[I18n-sig] Unicode strings: an alternative
Guido van Rossum
guido@python.org
Fri, 05 May 2000 12:07:10 -0400
> > I'll just say that I am very happy with ASCII as the default.
>
> It's better than UTF-8, but 8bit Unicode would be better, because
> it's the least suprising alternative.
>
> People who use Python with "funny" languages, are already used to
> converting their strings around, and they treat their Python
> strings as byte arrays anyway. With Python 1.6 they can start
> to switch to Pythons unicode strings without any problems.
> That isn't so with UTF-8. I wonder how it will work with ASCII.
> Will this ASCII restriction only be enforced when converting
> to Unicode, or will the string type itself be restricted to
> ASCII?
No, 8-bit strings will always be 8-bit clear, of course! The ASCII
restriction is only used for conversion to Unicode when no explicit
encoding is given. For example, "abc" + u"xyz" is u"abcxyz", but "θι"
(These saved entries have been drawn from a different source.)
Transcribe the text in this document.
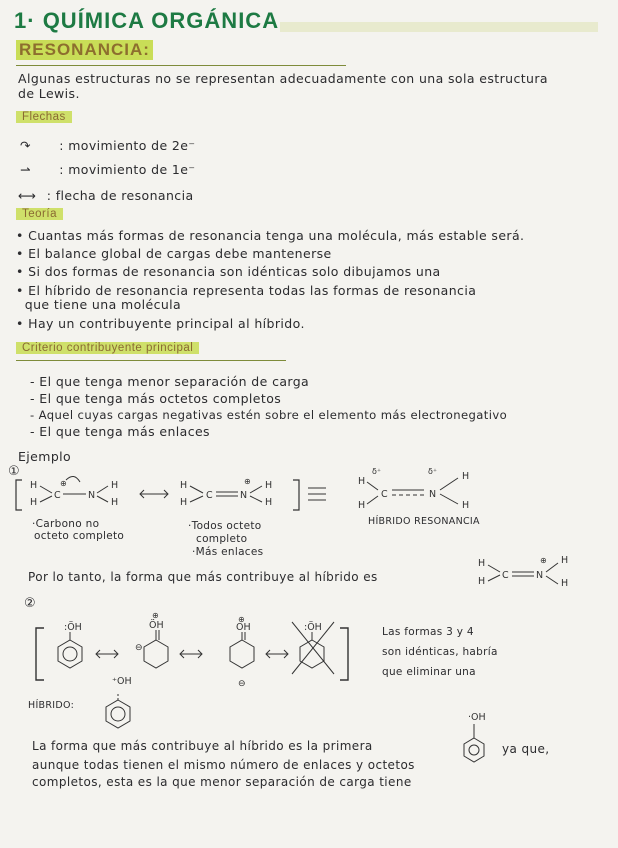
1· QUÍMICA ORGÁNICA
RESONANCIA:
Algunas estructuras no se representan adecuadamente con una sola estructura
de Lewis.
Flechas
↷ : movimiento de 2e⁻
⇀ : movimiento de 1e⁻
⟷ : flecha de resonancia
Teoría
• Cuantas más formas de resonancia tenga una molécula, más estable será.
• El balance global de cargas debe mantenerse
• Si dos formas de resonancia son idénticas solo dibujamos una
• El híbrido de resonancia representa todas las formas de resonancia
que tiene una molécula
• Hay un contribuyente principal al híbrido.
Criterio contribuyente principal
- El que tenga menor separación de carga
- El que tenga más octetos completos
- Aquel cuyas cargas negativas estén sobre el elemento más electronegativo
- El que tenga más enlaces
Ejemplo
①
H
H
C
⊕
N
H
H
H
H
C	N
⊕ H
H
H
H
δ⁺
C
δ⁺
N
H
H
H
H
C	N
⊕ H
H
:ÖH	ÖH
⊕
⊖
OH
⊕
⊖
:ÖH
⁺OH
·OH
·Carbono no
octeto completo
·Todos octeto
completo
·Más enlaces
HÍBRIDO RESONANCIA
Por lo tanto, la forma que más contribuye al híbrido es
②
Las formas 3 y 4
son idénticas, habría
que eliminar una
HÍBRIDO:
La forma que más contribuye al híbrido es la primera	ya que,
aunque todas tienen el mismo número de enlaces y octetos
completos, esta es la que menor separación de carga tiene
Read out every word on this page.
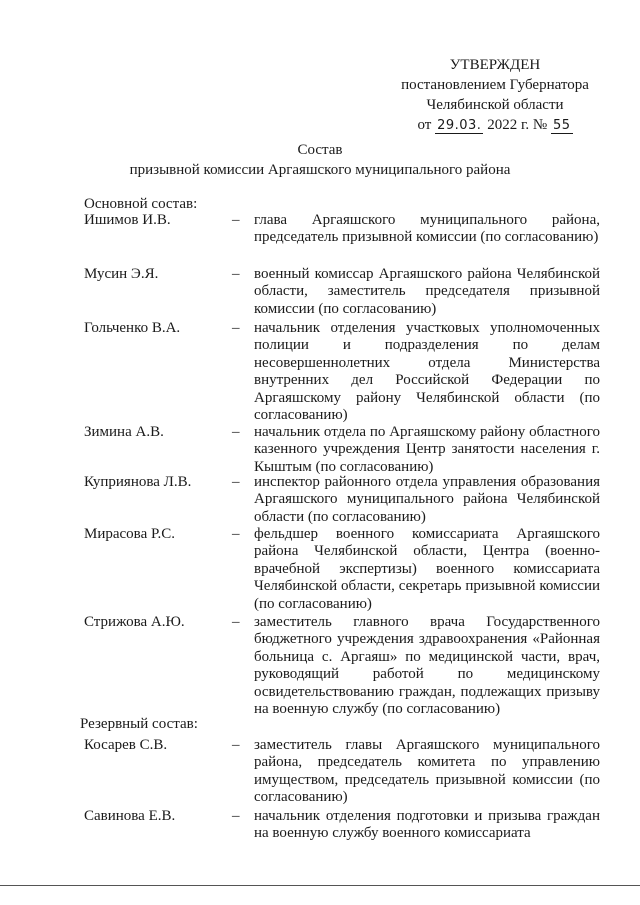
УТВЕРЖДЕН
постановлением Губернатора
Челябинской области
от 29.03. 2022 г. № 55
Состав
призывной комиссии Аргаяшского муниципального района
Основной состав:
Ишимов И.В.	– глава Аргаяшского муниципального района, председатель призывной комиссии (по согласованию)
Мусин Э.Я.	– военный комиссар Аргаяшского района Челябинской области, заместитель председателя призывной комиссии (по согласованию)
Гольченко В.А.	– начальник отделения участковых уполномоченных полиции и подразделения по делам несовершеннолетних отдела Министерства внутренних дел Российской Федерации по Аргаяшскому району Челябинской области (по согласованию)
Зимина А.В.	– начальник отдела по Аргаяшскому району областного казенного учреждения Центр занятости населения г. Кыштым (по согласованию)
Куприянова Л.В.	– инспектор районного отдела управления образования Аргаяшского муниципального района Челябинской области (по согласованию)
Мирасова Р.С.	– фельдшер военного комиссариата Аргаяшского района Челябинской области, Центра (военно-врачебной экспертизы) военного комиссариата Челябинской области, секретарь призывной комиссии (по согласованию)
Стрижова А.Ю.	– заместитель главного врача Государственного бюджетного учреждения здравоохранения «Районная больница с. Аргаяш» по медицинской части, врач, руководящий работой по медицинскому освидетельствованию граждан, подлежащих призыву на военную службу (по согласованию)
Резервный состав:
Косарев С.В.	– заместитель главы Аргаяшского муниципального района, председатель комитета по управлению имуществом, председатель призывной комиссии (по согласованию)
Савинова Е.В.	– начальник отделения подготовки и призыва граждан на военную службу военного комиссариата
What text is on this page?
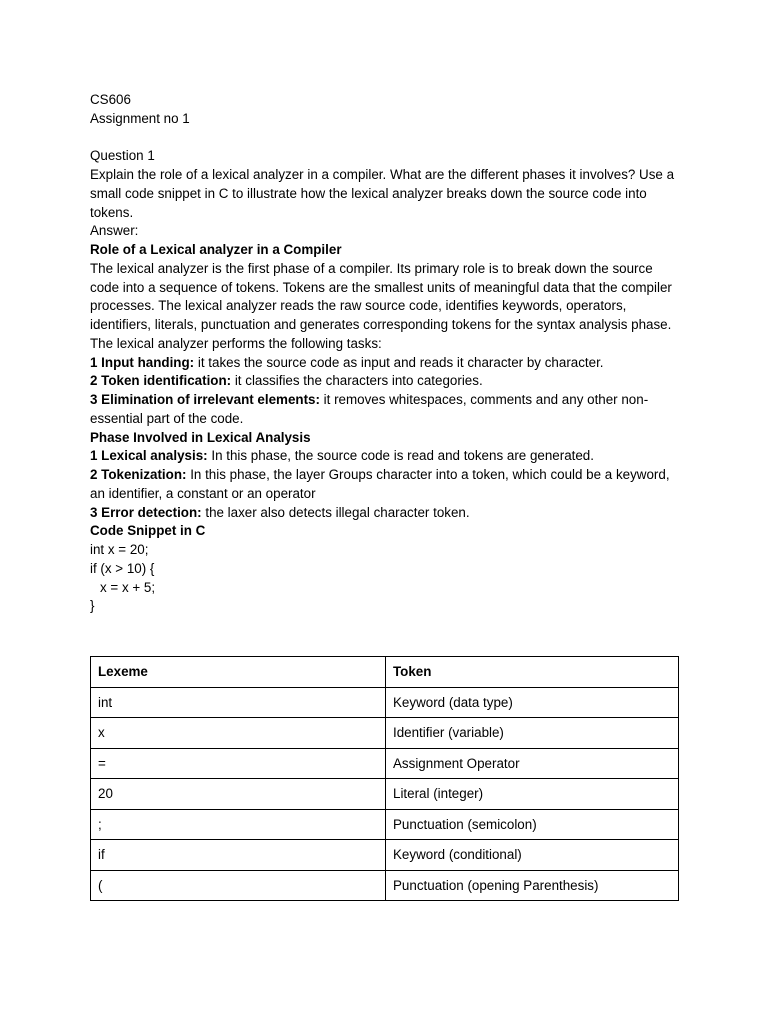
CS606
Assignment no 1
Question 1
Explain the role of a lexical analyzer in a compiler. What are the different phases it involves? Use a small code snippet in C to illustrate how the lexical analyzer breaks down the source code into tokens.
Answer:
Role of a Lexical analyzer in a Compiler
The lexical analyzer is the first phase of a compiler. Its primary role is to break down the source code into a sequence of tokens. Tokens are the smallest units of meaningful data that the compiler processes. The lexical analyzer reads the raw source code, identifies keywords, operators, identifiers, literals, punctuation and generates corresponding tokens for the syntax analysis phase.
The lexical analyzer performs the following tasks:
1 Input handing: it takes the source code as input and reads it character by character.
2 Token identification: it classifies the characters into categories.
3 Elimination of irrelevant elements: it removes whitespaces, comments and any other non-essential part of the code.
Phase Involved in Lexical Analysis
1 Lexical analysis: In this phase, the source code is read and tokens are generated.
2 Tokenization: In this phase, the layer Groups character into a token, which could be a keyword, an identifier, a constant or an operator
3 Error detection: the laxer also detects illegal character token.
Code Snippet in C
int x = 20;
if (x > 10) {
x = x + 5;
}
Lexeme	Token
int	Keyword (data type)
x	Identifier (variable)
=	Assignment Operator
20	Literal (integer)
;	Punctuation (semicolon)
if	Keyword (conditional)
(	Punctuation (opening Parenthesis)
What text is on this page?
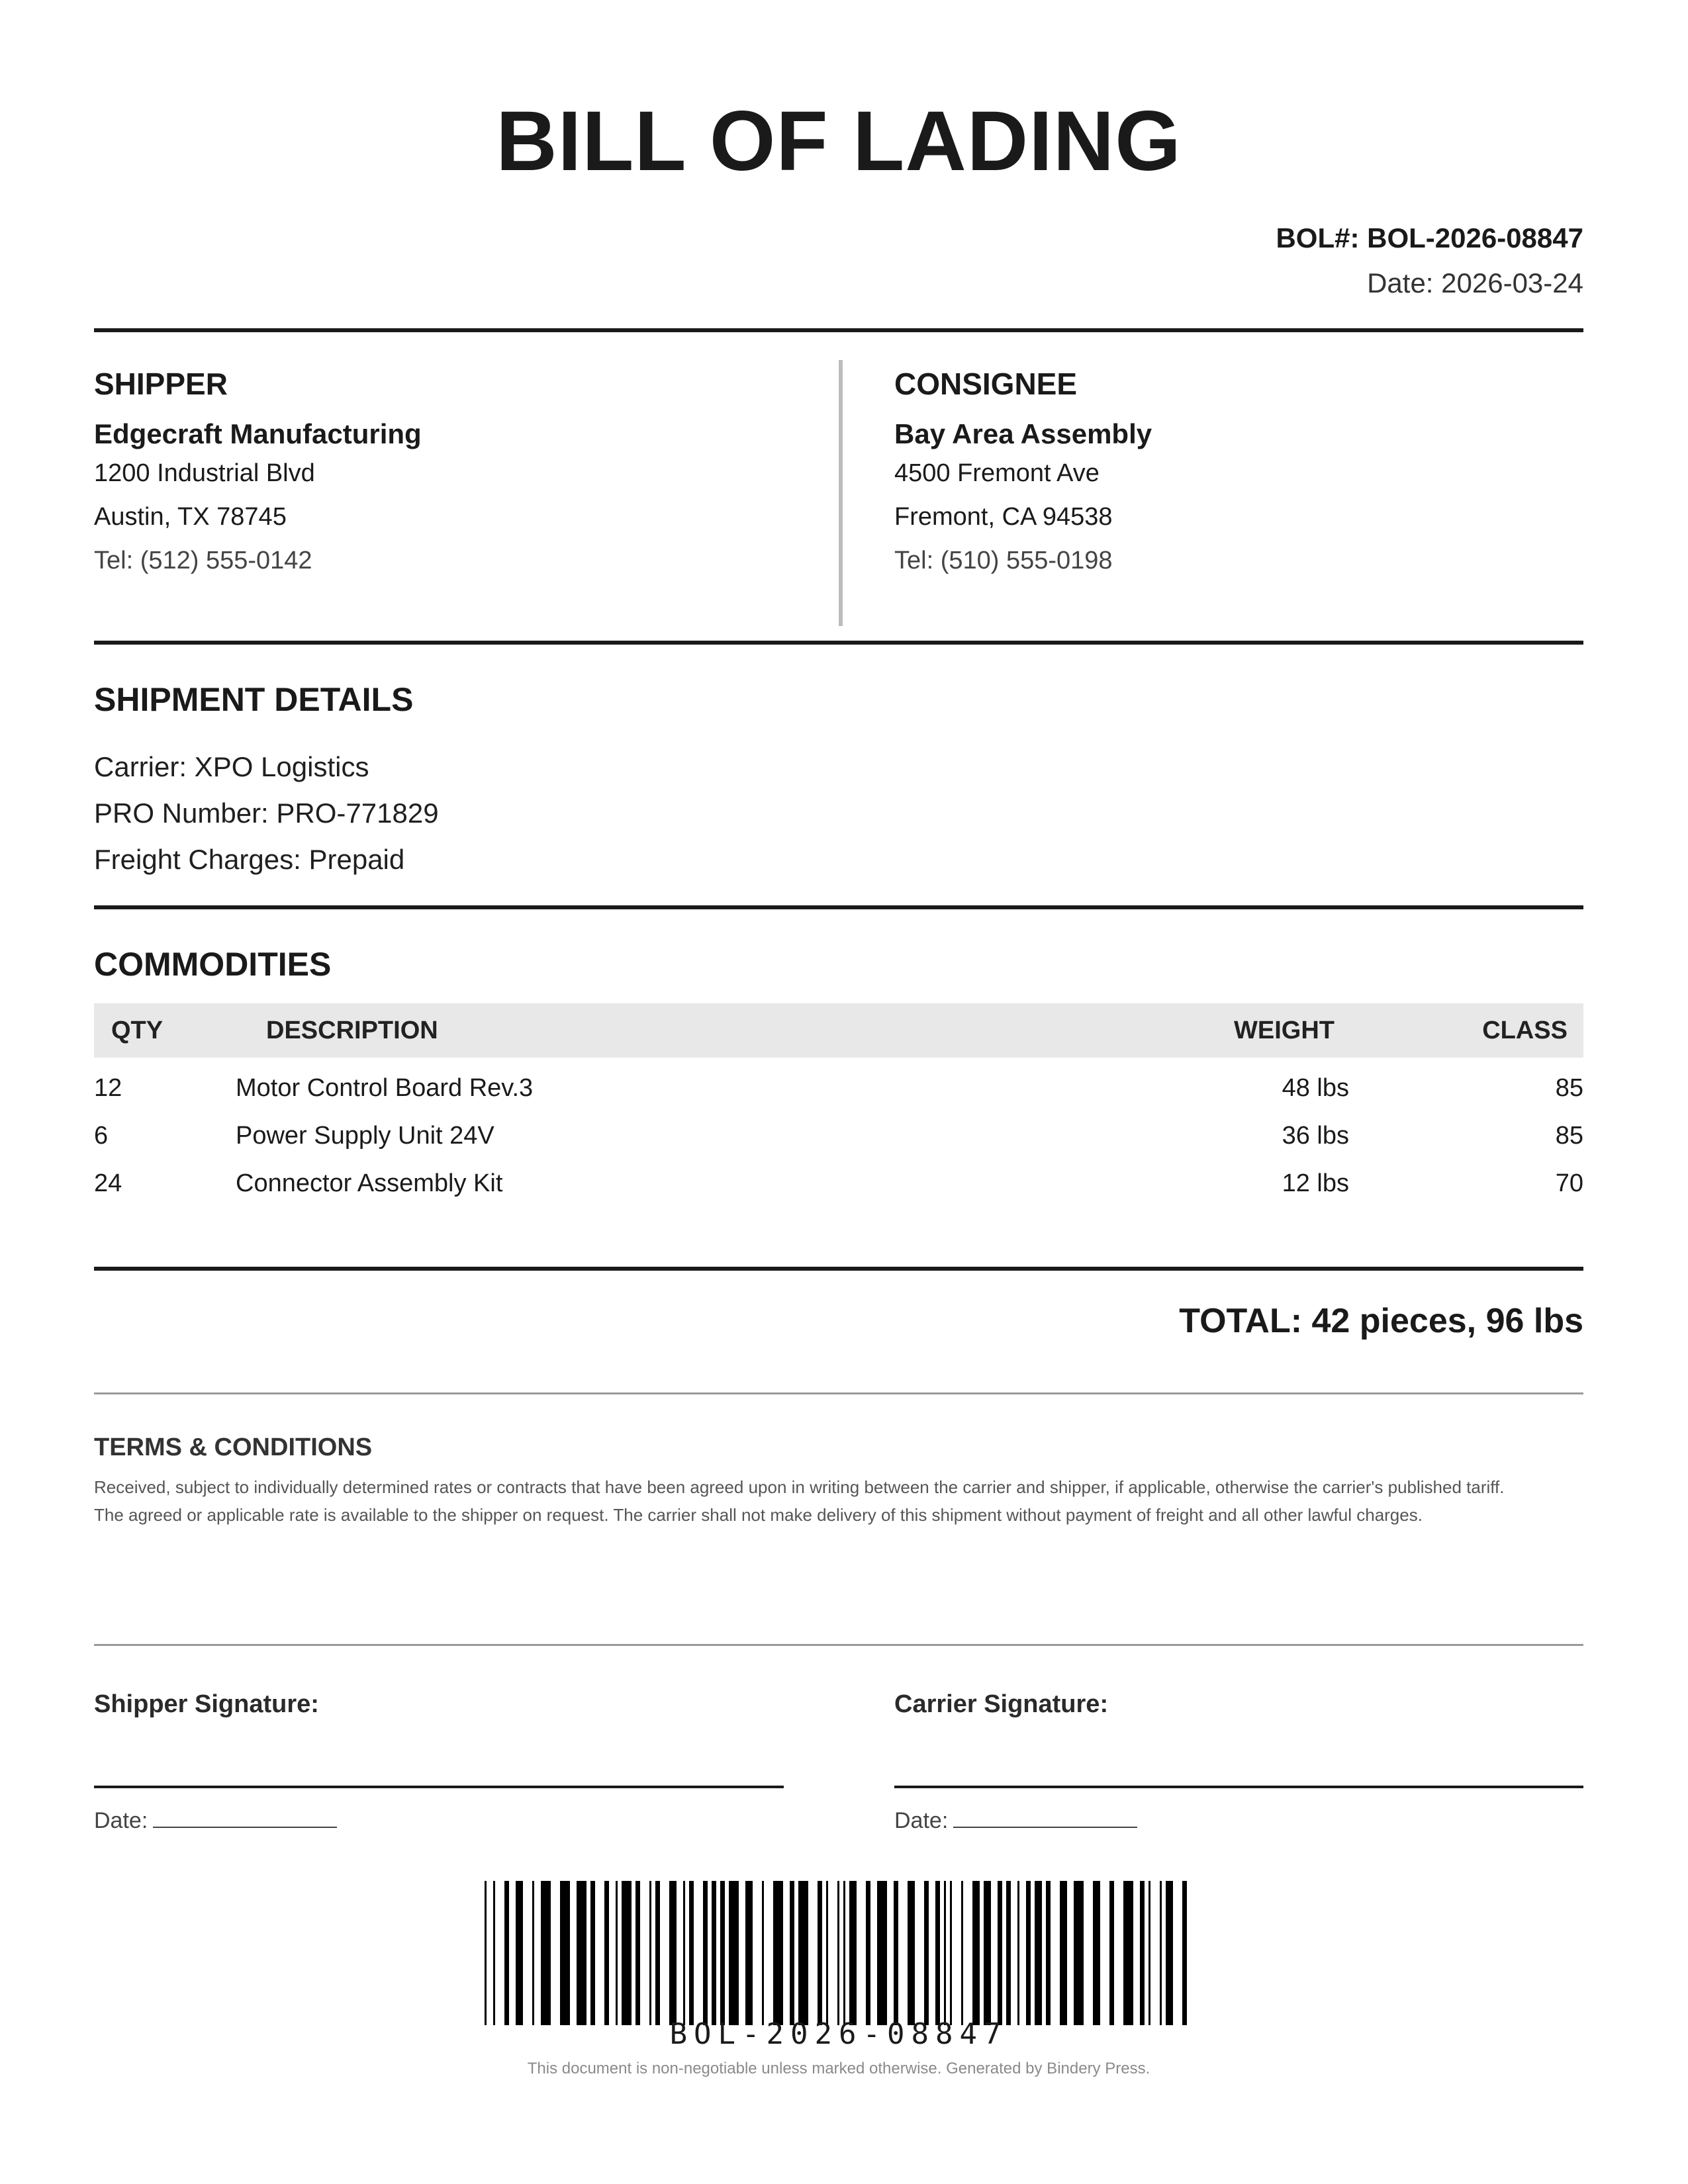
BILL OF LADING
BOL#: BOL-2026-08847
Date: 2026-03-24
SHIPPER
Edgecraft Manufacturing
1200 Industrial Blvd
Austin, TX 78745
Tel: (512) 555-0142
CONSIGNEE
Bay Area Assembly
4500 Fremont Ave
Fremont, CA 94538
Tel: (510) 555-0198
SHIPMENT DETAILS
Carrier: XPO Logistics
PRO Number: PRO-771829
Freight Charges: Prepaid
COMMODITIES
QTY	DESCRIPTION	WEIGHT	CLASS
12	Motor Control Board Rev.3	48 lbs	85
6	Power Supply Unit 24V	36 lbs	85
24	Connector Assembly Kit	12 lbs	70
TOTAL: 42 pieces, 96 lbs
TERMS & CONDITIONS
Received, subject to individually determined rates or contracts that have been agreed upon in writing between the carrier and shipper, if applicable, otherwise the carrier's published tariff.
The agreed or applicable rate is available to the shipper on request. The carrier shall not make delivery of this shipment without payment of freight and all other lawful charges.
Shipper Signature:
Date:
Carrier Signature:
Date:
BOL-2026-08847
This document is non-negotiable unless marked otherwise. Generated by Bindery Press.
+ u"xyz" raises an exception. However you can write
unicode("θι","latin-1") and it will yield u"\350\351".
> IMHO the long term goal should be to have only one string type
> (being Unicode) and one byte array type (being our current string
> type?)
The byte array type should not support string literals at all. The
Java model is right.
--Guido van Rossum (home page: http://www.python.org/~guido/)